Yes, but specifically from VHS.

"Did you know that there are HD VHS tapes?"

Yes, but that's not VHS. It's a digital video format (MPEG-2), and for digital video I just use DVDs and Blu-rays (and video files ripped from them). There's also W-VHS which is an HD analog video format, recorded in component video (YPbPr) form like Betacam, but unlike Betacam, it's digitally processed before being output.

S-VHS is also not VHS, though it's much closer to VHS than W-VHS and D-VHS. It's essentially VHS with increased luma bandwidth, giving it a luma resolution on par with LaserDisc, but it suffers from having the same poor chroma resolution that VHS has.

"These both have an option to have coaxial output instead of RCA which further improves quality."

I don't know what you mean by that. RCA is coaxial. S-VHS has S-Video output (AKA: Y/C) and D-VHS has "component" (YPbPr) outputs which use 3 RCA cables for video (they usually have S-video output too, but component is better).

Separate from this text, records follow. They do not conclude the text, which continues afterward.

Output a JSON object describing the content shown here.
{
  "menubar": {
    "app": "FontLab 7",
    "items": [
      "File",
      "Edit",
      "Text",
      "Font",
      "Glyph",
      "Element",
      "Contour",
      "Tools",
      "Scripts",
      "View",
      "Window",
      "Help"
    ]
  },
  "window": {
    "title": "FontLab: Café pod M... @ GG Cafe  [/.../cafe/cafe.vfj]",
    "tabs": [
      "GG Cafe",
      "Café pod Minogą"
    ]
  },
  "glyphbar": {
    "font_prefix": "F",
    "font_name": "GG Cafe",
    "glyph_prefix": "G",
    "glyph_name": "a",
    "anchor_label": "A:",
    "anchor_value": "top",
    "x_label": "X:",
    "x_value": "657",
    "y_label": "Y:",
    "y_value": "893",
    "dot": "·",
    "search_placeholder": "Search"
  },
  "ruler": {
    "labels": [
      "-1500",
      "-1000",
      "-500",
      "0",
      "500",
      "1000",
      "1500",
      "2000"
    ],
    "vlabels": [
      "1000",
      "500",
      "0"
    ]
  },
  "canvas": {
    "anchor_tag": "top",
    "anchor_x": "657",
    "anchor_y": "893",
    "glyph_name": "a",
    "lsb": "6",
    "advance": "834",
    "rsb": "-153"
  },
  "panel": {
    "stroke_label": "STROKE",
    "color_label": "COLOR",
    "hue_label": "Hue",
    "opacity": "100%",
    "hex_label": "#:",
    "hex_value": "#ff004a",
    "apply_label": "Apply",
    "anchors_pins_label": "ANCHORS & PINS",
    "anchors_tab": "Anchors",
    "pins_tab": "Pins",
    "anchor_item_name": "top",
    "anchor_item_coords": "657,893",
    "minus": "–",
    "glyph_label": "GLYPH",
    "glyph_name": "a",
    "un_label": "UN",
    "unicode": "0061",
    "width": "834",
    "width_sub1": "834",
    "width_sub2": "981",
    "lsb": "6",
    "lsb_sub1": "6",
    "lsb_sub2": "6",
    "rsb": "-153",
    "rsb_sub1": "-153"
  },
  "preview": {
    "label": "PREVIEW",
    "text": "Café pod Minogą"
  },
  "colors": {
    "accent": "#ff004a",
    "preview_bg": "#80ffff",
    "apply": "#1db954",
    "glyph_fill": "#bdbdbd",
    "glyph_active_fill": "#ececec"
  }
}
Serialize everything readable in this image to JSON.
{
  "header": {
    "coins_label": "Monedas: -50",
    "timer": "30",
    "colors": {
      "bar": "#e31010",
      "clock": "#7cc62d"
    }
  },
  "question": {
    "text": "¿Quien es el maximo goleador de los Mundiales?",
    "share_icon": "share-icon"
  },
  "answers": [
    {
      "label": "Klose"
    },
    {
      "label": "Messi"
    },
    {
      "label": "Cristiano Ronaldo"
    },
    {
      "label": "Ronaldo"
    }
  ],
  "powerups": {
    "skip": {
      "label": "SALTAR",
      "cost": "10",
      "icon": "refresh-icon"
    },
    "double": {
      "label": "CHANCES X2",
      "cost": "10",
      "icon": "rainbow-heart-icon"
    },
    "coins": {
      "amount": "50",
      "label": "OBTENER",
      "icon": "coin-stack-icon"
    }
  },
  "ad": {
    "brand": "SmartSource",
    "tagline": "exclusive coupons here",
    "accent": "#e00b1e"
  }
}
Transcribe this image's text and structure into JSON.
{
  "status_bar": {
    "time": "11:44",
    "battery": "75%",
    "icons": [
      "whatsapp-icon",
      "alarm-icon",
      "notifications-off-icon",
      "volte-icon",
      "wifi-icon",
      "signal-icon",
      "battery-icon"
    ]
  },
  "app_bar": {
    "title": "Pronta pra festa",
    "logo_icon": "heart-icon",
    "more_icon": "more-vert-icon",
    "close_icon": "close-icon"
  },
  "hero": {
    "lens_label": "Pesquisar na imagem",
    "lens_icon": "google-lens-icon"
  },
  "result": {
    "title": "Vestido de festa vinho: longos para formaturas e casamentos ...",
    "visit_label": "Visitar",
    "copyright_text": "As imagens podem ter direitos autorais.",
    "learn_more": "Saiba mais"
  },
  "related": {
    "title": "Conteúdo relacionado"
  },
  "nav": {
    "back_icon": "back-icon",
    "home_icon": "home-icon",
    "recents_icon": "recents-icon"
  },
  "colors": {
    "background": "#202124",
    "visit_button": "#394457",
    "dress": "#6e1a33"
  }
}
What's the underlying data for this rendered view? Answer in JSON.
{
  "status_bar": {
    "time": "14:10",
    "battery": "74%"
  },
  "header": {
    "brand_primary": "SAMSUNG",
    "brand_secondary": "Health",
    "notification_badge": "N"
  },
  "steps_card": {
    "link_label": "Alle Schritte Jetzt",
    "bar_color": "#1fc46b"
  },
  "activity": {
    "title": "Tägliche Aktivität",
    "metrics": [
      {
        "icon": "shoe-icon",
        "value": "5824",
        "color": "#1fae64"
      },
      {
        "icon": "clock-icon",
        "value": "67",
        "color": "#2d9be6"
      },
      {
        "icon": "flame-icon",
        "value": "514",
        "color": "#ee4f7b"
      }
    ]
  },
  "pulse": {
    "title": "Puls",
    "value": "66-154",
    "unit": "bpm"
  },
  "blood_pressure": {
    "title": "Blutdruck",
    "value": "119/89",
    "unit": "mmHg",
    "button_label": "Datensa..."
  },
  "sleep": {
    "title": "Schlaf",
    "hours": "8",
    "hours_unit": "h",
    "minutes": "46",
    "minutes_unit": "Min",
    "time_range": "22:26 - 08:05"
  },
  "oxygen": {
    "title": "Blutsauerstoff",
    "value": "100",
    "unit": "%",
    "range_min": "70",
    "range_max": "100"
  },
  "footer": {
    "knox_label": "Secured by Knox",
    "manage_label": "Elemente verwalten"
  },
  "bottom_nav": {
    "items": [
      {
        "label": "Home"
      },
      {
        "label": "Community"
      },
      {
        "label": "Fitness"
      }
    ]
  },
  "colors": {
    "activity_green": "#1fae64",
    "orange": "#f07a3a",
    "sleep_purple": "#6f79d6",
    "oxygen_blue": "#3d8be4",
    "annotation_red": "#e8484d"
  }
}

"Coaxial" just refers to a type of cable/connector which has a center conductor surrounded by an outer shield. It doesn't refer to a specific type of input/output signal. RF, composite, and component inputs/outputs all use coaxial cables even though they carry different types of signals. Coaxial cables intended for use with RF inputs/outputs typically have F-type connectors and ones intended for composite and component inputs/outputs typically have RCA connectors.